In 2009, during the peak of the recession, West Coast volumes were down more than 20 percent – and many were concerned about the long-term prospects of the maritime industry. With the recently concluded summer season having rebounded by nearly 15 percent, it is tempting to think we’ve turned the corner. But just as few predicted the upswing for 2010, it is important that we not celebrate too fast as we look ahead to 2011.
Rather, we must continue to pay attention to the very things that allowed us to weather the storm: strong management, cost-containment, organized labor cooperation and an awareness of the broader transportation picture. In fact, if volumes continue to rise, we may find ourselves with a familiar set of challenges: a crunch of too much cargo moving through a system that is not fully equipped to handle it.
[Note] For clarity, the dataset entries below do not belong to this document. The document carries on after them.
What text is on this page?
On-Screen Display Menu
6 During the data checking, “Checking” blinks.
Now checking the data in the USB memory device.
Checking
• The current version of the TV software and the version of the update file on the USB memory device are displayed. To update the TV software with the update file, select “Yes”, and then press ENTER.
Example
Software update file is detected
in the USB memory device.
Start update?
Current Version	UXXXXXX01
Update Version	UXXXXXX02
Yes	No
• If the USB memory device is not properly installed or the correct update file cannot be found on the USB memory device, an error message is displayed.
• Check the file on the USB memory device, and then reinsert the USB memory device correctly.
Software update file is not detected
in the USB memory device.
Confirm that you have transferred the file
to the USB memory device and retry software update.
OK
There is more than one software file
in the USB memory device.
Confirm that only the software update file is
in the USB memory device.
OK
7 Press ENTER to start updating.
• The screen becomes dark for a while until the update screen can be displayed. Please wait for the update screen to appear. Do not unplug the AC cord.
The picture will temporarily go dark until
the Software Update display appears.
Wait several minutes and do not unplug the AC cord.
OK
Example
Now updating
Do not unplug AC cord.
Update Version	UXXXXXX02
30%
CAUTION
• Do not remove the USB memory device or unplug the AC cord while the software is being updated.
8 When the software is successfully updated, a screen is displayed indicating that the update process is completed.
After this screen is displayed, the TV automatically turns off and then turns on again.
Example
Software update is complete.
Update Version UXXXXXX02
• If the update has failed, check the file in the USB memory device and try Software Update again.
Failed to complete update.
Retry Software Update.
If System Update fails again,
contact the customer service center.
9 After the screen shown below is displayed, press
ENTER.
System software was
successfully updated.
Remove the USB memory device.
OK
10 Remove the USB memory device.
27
Regardless of volume levels for 2011, our long-term task remains to work toward a transportation system that allows the smooth passage of cargo from origin to destination. That means ports with the latest technology and automation, on-dock rail to facilitate the transfer of goods and a highway network that is quick, efficient and has fewer impacts on the surrounding communities.
These and other challenges will be with us for years to come. Meeting them will take hard work on behalf of industry leaders, policymakers and others. But our customers and the public are counting on us to keep goods flowing, whether economic conditions are good, bad or somewhere in between. We all need to do our part to make that happen.